Read by the author.
Casey flew toward the barrel at the far end of the arena, long hair streaming behind her, the color of a blazing Texas sunrise. Even at quarter-horse speed, she had no trouble spotting Wade in the crowd, standing, mouth open, waving his black felt hat, wide brim and crown already marked with the caked-on dust and muddy smudges of a hundred roundups, and he was barely out of his teens. She dug her spurs lightly into Spitfire, who didn’t need much to jolt into a higher gear in their race against the clock. They careened around the barrel in a furious blast of flying dirt, rocketed up the backstretch, and blasted past the finish line. The announcer screamed, “A new arena barrel-race record!”
As Casey reined in Spitfire, Wade was already there, still waving his hat and bellowing like a branded Longhorn.

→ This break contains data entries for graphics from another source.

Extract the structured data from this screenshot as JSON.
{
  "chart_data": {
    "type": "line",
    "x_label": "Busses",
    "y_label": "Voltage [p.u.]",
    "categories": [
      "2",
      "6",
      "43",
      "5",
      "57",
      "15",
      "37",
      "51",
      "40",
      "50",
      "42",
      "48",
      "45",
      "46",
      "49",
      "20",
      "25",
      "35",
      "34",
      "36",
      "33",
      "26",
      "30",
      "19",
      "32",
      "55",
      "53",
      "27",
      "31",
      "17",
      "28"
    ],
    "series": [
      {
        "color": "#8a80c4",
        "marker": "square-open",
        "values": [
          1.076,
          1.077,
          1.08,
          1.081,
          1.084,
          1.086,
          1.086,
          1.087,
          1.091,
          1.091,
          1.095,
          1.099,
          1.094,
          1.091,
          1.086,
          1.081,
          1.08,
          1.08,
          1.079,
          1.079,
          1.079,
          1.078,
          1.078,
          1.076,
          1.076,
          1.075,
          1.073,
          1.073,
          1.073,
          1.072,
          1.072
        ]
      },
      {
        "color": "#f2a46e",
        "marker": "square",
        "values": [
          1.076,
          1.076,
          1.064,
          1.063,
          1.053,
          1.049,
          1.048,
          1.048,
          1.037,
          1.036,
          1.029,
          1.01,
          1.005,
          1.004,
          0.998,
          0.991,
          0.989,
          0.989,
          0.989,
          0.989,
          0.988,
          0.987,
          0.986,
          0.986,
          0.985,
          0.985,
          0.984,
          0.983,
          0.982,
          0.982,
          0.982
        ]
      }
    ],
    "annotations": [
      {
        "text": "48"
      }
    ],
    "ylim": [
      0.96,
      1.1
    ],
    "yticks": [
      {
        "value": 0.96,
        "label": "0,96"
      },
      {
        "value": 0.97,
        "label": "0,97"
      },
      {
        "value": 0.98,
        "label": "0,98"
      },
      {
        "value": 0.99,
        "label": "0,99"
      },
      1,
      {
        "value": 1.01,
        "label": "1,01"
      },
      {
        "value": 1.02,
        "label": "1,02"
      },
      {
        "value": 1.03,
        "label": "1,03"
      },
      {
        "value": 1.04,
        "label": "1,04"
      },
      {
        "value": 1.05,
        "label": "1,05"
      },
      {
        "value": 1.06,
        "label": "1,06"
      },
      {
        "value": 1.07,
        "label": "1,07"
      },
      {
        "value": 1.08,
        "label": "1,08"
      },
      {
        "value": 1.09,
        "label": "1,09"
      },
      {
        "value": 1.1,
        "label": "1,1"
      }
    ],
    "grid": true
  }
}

He pulled her off the saddle, spun her around like the loop end of a lariat, and shouted, “Babe, you are a rodeo STAR!”
Casey circled in the air, Wade’s hands gripping her waist, never letting go. Then pieces of his image began to fade in front of her, slowly. First, the hair curled above his ears, then his eyes the color of a prairie sky, then his cheeks dappled with freckles. His grin remained, stubborn, before disappearing at last beneath the final glimpse of him, his dusty black hat.
Casey awoke with a start. Instinctively, she reached a hand stamped with the brown brands of ninety summer suns, to the other side of the bed, where the blanket lay flat. She smiled, folds of skin wrinkling around her eyes. Moonlight streamed through the window. She gazed up at the bedpost topped by Wade’s black hat, crown circled with a garland of flowers still fresh from yesterday’s funeral.